Hail Rome, victorious in thy mourning weeds!
Lo, as the bark that hath discharged his fraught
Returns with precious lading to the bay
From whence at first she weighed her anchorage,
Cometh Andronicus, bound with laurel boughs,
To resalute his country with his tears,
Tears of true joy for his return to Rome. (1.1.70–76)
These are the first words Titus speaks in the play, as he makes his victorious return to Rome. These lines follow an introduction by his brother Marcus, who announces Titus’s arrival by stating: “A nobler man, a braver warrior, / Lives not this day within the city walls” (1.1.25–26). Marcus also gives the necessary context that Titus has taken part in five military campaigns, and each time “he hath returned / Bleeding to Rome, bearing his valiant sons / In coffins from the field” (1.1.33–35). This all establishes the Andronicus family’s honorable reputation as defenders of Rome. Titus is fully aware of this reputation, as indicated in the triumphal tone of these lines. Yet the evident pride he takes in his own loyalty to the realm will soon come under threat.
Hear me, grave fathers; noble tribunes, stay.
For pity of mine age, whose youth was spent
In dangerous wars whilst you securely slept;
For all my blood in Rome’s great quarrel shed,
For all the frosty nights that I have watched,
And for these bitter tears which now you see,
Filling the agèd wrinkles in my cheeks,
Be pitiful to my condemnèd sons,
Whose souls is not corrupted as ’tis thought.

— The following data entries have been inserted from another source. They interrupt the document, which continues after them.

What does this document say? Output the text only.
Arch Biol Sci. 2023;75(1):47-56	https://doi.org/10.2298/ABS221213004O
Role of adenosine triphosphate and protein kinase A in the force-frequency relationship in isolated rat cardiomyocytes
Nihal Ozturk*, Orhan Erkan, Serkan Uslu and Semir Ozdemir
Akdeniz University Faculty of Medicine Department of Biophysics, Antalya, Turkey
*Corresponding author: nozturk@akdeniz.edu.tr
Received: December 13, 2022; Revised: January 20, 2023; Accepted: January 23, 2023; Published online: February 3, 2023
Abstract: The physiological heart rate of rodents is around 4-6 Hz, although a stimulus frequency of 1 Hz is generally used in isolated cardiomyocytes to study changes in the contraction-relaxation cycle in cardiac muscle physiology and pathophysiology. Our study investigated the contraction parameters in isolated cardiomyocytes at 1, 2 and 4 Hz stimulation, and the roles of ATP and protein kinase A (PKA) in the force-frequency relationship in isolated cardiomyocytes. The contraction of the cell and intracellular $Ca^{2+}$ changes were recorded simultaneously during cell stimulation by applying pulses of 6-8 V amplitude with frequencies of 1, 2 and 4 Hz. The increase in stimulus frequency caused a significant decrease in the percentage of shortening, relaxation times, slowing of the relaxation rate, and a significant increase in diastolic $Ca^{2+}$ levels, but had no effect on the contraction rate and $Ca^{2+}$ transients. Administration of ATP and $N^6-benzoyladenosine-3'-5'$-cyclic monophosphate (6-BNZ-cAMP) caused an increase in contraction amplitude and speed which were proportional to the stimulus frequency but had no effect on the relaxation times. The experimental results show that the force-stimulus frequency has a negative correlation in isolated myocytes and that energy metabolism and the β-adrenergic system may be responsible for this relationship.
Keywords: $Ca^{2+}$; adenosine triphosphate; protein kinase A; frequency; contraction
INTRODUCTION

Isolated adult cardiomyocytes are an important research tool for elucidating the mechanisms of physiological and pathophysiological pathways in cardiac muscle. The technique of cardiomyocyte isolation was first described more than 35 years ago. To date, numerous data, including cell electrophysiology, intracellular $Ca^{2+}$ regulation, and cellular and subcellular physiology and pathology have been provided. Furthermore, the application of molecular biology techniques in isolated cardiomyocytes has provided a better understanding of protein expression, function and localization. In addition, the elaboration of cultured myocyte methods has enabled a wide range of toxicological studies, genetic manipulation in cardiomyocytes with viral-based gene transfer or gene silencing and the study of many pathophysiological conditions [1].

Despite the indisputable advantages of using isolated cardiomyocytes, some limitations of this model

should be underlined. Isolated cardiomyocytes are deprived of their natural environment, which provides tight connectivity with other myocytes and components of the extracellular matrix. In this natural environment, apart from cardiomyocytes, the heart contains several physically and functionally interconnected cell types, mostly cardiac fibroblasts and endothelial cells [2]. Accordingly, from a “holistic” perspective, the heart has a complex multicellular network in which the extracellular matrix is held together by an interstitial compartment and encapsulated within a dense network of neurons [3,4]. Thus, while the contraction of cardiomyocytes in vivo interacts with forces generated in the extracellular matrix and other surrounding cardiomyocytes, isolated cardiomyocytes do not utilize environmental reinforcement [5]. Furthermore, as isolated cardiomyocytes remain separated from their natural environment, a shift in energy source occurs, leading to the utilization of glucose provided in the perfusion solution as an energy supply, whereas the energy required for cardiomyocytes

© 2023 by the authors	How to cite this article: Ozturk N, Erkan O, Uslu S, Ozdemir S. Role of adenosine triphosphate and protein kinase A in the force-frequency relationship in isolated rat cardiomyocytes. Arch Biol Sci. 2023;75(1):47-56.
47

For two-and-twenty sons I never wept
Because they died in honor’s lofty bed. (3.1.1–11)
Titus opens act 3 with these lines, which present a woeful plea to the tribunes to spare the lives of his sons Martius and Quintius, who have been sentenced to death for the alleged murder of Bassianus. Titus’s plea recalls that of Tamora in the opening act. And just as Titus responded to her cries for mercy with cold formality, the tribunes now file past Titus in stony silence. Yet in contrast to Tamora, Titus is poised to lose much more than a son. As this scene unfolds, he will learn that Lucius has been exiled, and that Lavinia has been horrifically mutilated. Aaron will also dupe him into chopping off his own hand to save his sons, only to learn that they’ve been executed anyway. The pageant of atrocities has therefore barely begun.
I knew them all, though they supposed me mad,
And will o’erreach them in their own devices—
A pair of cursèd hellhounds and their dam! (5.2.145–46)
Titus speaks these words as an aside near the end of an exchange with Tamora, who has shown up to his house disguised as “Revenge,” with her son in tow as “Rape” and “Murder.” This is a key scene in the play where Titus reveals that, contrary to what Tamora believes, he isn’t crazy. Rather, his apparent madness has been feigned as part of a larger revenge plot. Essentially, he’s lured Tamora into believing he’s lost his reason so that she would let her guard down and become overconfident. Thus, in this scene, even as Tamora believes she’s manipulating Titus, Titus is manipulating her. He is beating her at her own game—and not only that: he’ll “o’erreach them in their own devices” by killing her sons and trick her into eating them at the cannibal banquet to come.